Of course Mattia Preti and his intense palette, his religious and mythical subjects, his story and his attachment to his homeland, tell us about a latent and potential and exemplary “Calabrian-way-to-be”, profound, powerful and “mystical”, as well as Calabria itself.
The gift to the San Domenico church of the “St.

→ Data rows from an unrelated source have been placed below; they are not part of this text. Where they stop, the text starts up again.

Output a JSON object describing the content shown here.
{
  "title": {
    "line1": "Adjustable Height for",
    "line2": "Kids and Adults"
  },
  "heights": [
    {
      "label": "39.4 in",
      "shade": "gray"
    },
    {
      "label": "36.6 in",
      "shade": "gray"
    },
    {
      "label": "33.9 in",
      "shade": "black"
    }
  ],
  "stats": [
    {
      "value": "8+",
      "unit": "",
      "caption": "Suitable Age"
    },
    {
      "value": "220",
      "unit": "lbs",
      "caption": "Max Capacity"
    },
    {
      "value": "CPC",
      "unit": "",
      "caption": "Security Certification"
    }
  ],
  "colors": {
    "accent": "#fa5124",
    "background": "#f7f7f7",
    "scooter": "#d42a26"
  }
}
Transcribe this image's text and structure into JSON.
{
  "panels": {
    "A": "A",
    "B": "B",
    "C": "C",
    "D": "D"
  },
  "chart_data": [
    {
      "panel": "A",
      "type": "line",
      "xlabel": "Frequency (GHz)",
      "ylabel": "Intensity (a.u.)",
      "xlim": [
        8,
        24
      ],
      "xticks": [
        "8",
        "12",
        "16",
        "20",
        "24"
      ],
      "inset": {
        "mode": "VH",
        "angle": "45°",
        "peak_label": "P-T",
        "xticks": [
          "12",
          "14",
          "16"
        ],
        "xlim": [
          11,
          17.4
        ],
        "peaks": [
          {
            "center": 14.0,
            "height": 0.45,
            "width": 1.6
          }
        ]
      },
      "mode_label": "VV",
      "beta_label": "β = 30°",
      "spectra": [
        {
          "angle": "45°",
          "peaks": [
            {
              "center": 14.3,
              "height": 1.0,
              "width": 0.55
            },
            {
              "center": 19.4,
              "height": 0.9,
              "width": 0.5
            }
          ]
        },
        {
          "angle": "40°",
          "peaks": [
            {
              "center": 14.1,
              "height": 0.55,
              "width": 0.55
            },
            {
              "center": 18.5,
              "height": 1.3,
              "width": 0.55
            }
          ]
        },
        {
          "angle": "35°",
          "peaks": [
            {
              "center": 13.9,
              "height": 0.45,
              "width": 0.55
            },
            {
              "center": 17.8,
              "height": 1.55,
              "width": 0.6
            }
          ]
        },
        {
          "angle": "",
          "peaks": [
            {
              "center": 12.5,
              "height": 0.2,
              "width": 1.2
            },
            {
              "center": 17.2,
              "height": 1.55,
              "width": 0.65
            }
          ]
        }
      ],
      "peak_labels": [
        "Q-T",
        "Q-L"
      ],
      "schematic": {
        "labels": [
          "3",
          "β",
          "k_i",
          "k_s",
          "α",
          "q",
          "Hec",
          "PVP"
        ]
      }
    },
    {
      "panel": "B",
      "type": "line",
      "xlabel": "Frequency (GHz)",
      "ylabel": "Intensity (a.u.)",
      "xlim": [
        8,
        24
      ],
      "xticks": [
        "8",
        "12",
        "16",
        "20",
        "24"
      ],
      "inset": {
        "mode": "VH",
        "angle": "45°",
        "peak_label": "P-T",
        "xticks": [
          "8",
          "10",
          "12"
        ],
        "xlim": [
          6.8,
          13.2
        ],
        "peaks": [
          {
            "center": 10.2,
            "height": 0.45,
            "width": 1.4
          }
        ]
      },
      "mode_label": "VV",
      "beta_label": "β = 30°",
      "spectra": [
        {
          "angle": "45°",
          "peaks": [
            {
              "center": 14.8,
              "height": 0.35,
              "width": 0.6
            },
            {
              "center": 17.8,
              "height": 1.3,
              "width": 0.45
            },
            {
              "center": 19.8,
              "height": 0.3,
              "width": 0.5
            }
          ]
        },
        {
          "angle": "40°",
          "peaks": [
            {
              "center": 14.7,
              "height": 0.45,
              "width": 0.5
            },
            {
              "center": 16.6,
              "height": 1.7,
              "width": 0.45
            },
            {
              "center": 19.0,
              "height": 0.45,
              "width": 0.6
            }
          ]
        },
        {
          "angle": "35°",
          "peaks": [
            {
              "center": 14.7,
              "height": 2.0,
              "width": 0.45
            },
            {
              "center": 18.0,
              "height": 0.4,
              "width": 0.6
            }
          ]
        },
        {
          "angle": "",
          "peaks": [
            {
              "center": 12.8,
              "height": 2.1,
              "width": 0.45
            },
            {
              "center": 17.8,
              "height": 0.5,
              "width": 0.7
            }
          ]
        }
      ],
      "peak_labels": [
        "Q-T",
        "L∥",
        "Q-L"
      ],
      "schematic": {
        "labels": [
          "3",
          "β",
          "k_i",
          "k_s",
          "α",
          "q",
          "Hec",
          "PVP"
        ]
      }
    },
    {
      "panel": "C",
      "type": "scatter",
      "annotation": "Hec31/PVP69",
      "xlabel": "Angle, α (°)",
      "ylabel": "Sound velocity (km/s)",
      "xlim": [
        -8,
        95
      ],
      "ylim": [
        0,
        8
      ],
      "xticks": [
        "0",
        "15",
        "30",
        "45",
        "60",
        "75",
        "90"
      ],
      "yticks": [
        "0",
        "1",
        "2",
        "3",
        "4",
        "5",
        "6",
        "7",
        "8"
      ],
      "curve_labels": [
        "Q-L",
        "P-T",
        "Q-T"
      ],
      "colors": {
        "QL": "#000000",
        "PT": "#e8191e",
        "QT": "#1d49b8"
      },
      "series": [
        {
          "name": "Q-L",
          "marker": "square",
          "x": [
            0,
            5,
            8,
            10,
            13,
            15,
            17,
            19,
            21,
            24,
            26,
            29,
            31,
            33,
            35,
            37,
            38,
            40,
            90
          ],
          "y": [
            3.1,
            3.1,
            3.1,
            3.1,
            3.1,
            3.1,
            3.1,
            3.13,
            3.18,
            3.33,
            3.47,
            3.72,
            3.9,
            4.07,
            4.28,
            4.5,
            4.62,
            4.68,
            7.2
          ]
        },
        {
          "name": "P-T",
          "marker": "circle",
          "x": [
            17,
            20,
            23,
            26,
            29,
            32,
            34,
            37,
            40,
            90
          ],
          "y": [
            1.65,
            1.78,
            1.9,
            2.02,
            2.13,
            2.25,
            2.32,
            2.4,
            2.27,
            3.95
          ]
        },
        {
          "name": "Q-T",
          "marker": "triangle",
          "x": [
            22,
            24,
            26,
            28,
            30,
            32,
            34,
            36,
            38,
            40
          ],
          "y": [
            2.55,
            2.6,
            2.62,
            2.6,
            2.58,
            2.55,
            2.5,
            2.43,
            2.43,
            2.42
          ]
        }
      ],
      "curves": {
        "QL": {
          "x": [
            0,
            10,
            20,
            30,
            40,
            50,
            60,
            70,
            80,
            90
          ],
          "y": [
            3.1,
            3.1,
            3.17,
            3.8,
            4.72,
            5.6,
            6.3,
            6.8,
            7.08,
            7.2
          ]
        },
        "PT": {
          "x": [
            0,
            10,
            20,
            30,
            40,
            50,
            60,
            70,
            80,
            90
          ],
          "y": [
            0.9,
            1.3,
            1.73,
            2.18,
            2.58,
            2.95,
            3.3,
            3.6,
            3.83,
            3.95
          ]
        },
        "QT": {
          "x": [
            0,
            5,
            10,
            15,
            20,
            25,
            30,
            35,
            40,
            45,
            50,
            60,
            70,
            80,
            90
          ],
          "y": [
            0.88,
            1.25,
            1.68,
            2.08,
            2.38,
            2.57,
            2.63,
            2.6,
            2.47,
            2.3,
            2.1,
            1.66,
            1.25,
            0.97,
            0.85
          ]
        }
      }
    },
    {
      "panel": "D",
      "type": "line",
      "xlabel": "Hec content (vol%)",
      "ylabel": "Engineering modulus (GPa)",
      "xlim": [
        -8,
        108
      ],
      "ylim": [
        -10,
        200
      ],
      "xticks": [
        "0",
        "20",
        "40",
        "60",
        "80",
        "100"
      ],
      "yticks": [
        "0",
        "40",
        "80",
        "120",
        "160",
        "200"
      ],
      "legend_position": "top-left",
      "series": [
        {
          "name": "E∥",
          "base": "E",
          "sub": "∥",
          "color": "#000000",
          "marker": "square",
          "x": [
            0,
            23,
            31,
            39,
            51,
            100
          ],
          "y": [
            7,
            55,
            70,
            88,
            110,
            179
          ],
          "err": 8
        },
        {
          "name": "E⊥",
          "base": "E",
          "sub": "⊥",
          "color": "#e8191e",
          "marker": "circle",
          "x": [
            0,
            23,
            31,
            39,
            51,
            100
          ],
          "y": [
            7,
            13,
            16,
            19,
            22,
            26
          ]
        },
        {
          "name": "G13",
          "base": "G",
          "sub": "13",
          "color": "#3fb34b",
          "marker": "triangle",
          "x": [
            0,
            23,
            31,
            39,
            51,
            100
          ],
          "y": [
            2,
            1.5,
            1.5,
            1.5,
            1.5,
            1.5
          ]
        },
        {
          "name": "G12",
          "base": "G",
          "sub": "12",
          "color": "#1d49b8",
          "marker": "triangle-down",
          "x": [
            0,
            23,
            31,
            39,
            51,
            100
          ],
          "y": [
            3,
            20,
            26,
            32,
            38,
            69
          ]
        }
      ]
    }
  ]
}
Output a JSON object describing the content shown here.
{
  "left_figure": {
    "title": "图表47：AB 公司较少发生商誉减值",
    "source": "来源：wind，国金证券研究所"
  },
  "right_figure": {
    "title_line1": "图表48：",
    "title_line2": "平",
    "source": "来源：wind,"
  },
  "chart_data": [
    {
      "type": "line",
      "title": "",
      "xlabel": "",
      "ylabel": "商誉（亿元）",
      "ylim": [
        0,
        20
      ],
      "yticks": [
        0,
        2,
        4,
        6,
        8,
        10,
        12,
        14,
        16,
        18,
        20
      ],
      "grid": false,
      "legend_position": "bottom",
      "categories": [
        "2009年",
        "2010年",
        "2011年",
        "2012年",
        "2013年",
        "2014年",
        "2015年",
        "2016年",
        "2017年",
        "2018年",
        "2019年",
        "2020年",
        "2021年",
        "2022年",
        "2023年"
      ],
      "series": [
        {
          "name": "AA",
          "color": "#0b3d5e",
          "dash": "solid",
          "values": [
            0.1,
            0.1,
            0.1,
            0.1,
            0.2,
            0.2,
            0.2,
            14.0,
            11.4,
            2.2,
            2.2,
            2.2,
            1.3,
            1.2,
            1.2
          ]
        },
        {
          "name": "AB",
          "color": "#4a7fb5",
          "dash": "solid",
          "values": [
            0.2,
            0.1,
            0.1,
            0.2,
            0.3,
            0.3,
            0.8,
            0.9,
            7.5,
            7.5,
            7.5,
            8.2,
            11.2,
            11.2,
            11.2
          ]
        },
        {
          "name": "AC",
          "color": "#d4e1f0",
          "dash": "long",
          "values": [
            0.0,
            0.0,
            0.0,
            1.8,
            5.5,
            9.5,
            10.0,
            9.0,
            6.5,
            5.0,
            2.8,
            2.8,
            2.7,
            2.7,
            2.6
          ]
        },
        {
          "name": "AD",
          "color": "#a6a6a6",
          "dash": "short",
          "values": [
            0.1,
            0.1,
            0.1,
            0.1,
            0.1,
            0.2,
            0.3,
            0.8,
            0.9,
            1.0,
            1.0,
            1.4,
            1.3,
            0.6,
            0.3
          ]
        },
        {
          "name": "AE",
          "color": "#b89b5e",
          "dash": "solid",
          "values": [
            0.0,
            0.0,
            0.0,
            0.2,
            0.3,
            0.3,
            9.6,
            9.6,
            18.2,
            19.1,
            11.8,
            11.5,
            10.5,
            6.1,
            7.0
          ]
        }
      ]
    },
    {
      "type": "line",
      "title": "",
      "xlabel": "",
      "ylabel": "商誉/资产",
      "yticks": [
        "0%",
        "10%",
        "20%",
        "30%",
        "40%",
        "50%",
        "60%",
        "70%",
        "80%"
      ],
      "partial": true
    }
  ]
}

Dominic’s vision“, also called “Fulminant Christ” – a huge canvas in which Christ is depicted as “an athlete of faith” – is a real act of love that avoids any banalization and sums up everything we’ve said so far. “It’s the Christ of the Sistine Chapel the possible confrontation with the Preti’s Christ, whose mighty anatomy, the scepter, the royal crown, the bundle of fiery lightning that are about to be thrown on the earth, are the obcious recovery of fundamental traces of the Greek mythology, well settled in the culture of the Ionian Calabria. “A Christ – explains Sgarbi – who appears as “Jupiter avenger upset by anger for the behavior of men“, in a “dialogue between earth and heaven” in which “the supreme mediator is the Virgin, who restrains the violence of Christ and points the ecstatic and unarmed St. Dominic”. Mattia Preti is a man of another era. Fatherland-carer and adventure man, man of knowledge and courage, man of glory and of faith. And even in this canvas, in this “mythological representation” of Christ, there’s all this and there’s Calabria, there’s the history of the West and spiritual roots still living in Pretian Christianity.